Pritzker Prize controversy

Working in the same company, signing the works together for 25 years and both works (Scott Brown and Venturi), according to experts, of the same quality was not enough to receive the Pritzker Prize jointly. So in 1991 this acclaimed award from the architectural world was given only to Robert Venturi, excluding architect Denise Scott Brown from any recognition. This was only the beginning of Scott Brown’s fight for the recognition of women in this sector. In protest Denise firmly refused to attend the award ceremony, she firmly believed that the award should have gone to both of them.
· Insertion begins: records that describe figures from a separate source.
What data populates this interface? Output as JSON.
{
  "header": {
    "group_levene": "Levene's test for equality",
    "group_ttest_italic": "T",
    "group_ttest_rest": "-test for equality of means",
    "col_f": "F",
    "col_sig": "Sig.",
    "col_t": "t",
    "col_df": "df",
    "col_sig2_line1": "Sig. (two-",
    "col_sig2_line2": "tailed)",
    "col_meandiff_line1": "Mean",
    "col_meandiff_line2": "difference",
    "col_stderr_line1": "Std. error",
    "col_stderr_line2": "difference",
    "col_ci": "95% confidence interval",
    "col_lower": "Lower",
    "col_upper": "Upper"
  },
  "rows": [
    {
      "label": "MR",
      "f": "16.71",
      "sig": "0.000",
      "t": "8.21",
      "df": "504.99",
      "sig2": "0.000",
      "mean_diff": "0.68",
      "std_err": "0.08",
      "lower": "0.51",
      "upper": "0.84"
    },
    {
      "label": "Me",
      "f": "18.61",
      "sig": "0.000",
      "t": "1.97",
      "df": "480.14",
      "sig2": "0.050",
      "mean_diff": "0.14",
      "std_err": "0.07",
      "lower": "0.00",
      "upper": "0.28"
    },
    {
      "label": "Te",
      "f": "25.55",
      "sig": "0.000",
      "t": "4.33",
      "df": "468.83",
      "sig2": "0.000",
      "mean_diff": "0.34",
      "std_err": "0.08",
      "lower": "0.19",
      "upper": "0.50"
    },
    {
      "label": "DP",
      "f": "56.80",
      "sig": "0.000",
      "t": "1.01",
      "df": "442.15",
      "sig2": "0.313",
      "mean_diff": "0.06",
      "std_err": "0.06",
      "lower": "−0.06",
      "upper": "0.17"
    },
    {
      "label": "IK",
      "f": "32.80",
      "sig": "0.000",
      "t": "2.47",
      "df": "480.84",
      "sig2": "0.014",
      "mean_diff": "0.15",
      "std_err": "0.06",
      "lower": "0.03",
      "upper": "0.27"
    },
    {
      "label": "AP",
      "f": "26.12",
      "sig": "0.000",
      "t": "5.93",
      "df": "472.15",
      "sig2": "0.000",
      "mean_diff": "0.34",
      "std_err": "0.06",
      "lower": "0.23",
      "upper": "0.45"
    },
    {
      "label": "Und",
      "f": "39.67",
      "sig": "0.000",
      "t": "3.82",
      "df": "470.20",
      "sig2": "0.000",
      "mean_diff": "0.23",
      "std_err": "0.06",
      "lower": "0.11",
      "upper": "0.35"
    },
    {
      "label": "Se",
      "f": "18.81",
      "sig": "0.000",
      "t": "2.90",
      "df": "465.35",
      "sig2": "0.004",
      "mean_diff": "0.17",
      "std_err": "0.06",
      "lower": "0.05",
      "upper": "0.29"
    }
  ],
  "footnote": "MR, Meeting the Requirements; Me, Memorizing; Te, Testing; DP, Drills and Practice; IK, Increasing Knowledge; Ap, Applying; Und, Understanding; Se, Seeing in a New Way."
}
In 2013 a group of Harvard University students began an online process to petition for recognition of Denise Scott Brown’s work. The proposal was signed by Robert Venturi himself and all the media echoed the fact that it happened in the early 90s and the under-representation of women in the jury of the awards. In 1991 there was only one woman on the jury, 20 years later there was still only one woman among the professionals who awarded the Pritzker Prize. Following the uproar, the Pritzker Prize committee met and decided not to retroactively award the prize to Scott Brown.

Other awards

In 2015, it was announced that both architects Denise Scott Brown and Robert Venturi would be the new recipients of the 2016 IAI Gold Medal. One of the world’s most prestigious awards in architecture. The medal was awarded for the influence that his writings and designs have had on the theory and practice of architecture, and according to some specialized magazines, it is “a nod” to Scott Brown after the Pritzker controversy. Denise Scott Brown is the second woman to receive the medal and the first woman to receive the award during her lifetime.

Other awards and recognitions received by Denise Scott included AIA Firm Award (1985), National Medal of Arts (1992), Topaz Medallion (1996), Vincent J. Scully Prize (2002), Design Mind Award (2007), Athena Award (2007), Jane Drew Award given by Architects Journal (2017).